As during his reign as Russian president (July 10, 1991 – Dec. 31, 1999), Boris Yeltsin is many things to many people in memoriam. A sampling of descriptions from the world media include “revolutionary,” “flawed hero,” “a muzhik,” “hero, villian, buffoon,” “a drunk,” “courageous fighter.” Russia’s first, and some might say last, freely elected president will be buried in Novodevichy Cemetery and not inside the Kremlin. His neighbors will include Chekhov, Bulgakov, and also Khrushchev.

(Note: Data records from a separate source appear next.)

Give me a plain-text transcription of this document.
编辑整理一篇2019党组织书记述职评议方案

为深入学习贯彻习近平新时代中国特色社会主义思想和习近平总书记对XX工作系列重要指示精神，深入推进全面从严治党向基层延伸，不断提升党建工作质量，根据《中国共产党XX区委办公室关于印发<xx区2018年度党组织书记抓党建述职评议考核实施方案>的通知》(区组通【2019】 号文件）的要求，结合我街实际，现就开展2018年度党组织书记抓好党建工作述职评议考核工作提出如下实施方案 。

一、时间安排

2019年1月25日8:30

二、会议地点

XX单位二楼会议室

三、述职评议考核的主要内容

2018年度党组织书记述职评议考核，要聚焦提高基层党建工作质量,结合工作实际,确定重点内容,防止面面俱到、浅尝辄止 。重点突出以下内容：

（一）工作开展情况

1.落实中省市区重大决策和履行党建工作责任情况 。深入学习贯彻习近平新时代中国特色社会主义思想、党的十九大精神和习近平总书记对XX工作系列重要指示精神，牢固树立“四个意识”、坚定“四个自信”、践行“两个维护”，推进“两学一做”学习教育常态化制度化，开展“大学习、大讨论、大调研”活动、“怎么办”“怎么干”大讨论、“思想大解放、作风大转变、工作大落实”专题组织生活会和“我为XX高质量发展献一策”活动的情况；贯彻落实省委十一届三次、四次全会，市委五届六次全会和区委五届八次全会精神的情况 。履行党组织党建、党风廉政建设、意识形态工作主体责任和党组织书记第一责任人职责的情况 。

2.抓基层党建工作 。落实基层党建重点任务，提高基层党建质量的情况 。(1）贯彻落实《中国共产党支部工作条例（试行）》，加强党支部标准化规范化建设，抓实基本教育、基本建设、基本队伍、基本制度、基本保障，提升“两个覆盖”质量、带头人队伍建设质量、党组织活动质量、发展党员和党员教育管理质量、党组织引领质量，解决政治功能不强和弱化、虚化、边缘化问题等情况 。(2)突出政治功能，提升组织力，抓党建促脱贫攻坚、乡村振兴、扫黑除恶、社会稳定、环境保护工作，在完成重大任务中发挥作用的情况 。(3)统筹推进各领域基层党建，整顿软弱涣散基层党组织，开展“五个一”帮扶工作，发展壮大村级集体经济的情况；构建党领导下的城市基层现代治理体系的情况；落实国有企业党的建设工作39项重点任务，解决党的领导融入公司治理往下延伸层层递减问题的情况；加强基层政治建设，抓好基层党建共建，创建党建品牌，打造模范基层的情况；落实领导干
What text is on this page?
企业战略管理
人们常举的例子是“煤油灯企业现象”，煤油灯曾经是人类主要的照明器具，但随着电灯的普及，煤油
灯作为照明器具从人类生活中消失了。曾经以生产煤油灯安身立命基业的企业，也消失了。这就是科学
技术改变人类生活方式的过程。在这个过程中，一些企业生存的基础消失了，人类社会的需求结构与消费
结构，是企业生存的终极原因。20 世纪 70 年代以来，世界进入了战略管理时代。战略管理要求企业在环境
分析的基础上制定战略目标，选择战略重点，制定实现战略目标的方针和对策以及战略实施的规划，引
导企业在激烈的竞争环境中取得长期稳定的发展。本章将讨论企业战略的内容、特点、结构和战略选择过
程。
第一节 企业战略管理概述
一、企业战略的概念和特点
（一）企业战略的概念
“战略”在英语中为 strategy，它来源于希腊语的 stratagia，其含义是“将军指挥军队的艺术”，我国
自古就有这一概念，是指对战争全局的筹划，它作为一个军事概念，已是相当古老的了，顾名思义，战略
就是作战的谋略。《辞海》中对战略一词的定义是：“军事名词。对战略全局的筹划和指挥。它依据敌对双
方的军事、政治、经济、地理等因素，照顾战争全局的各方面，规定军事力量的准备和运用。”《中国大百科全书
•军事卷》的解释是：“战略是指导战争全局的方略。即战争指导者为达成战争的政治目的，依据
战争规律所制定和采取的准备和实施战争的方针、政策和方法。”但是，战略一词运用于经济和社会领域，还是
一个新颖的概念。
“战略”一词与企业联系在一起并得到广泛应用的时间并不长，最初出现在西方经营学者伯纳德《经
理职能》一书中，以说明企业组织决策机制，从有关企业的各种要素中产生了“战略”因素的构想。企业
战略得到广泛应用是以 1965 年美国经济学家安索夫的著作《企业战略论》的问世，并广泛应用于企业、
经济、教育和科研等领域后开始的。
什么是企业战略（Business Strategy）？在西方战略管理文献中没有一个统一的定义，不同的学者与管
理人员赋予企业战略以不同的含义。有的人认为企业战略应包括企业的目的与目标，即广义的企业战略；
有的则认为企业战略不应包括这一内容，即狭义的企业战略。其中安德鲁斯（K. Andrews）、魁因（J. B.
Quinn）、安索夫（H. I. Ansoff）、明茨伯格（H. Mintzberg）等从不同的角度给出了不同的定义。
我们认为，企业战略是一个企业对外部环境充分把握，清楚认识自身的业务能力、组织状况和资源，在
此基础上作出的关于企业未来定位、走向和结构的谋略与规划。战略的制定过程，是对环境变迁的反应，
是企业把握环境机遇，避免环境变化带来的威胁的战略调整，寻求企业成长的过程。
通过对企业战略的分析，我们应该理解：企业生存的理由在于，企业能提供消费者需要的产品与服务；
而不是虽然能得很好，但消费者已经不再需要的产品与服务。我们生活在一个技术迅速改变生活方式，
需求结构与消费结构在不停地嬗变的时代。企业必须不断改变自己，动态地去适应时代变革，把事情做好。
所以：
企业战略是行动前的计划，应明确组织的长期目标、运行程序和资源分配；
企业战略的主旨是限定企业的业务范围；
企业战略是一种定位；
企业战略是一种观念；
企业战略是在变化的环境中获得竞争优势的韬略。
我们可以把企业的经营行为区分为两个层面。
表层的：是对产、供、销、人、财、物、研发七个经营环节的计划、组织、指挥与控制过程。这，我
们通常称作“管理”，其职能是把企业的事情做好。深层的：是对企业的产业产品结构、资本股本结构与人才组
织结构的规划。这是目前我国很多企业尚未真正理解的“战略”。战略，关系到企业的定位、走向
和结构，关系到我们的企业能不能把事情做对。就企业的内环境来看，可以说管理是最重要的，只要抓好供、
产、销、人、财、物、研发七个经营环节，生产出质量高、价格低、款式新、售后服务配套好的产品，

25,000 Russians came to pay their respects at Yeltsin’s coffin in Moscow’s Christ the Savior Cathedral. When today the deputy speaker of the Russian parliament called for a minute of silence in Yeltin’s honor, the Communist Party members refused to stand. They might have considered that it was thanks to Yeltsin they still have the right to sit, or stand, in the Duma. As Garry Kasparov points out in today’s Wall Street Journal editorial, Yeltsin was the first Russian leader in history not to obliterate his opposition after taking power. Had Vladimir Putin or someone like him taken control in 1991 the Communists would have been given the same treatment they gave dissidents in the Soviet days, or worse.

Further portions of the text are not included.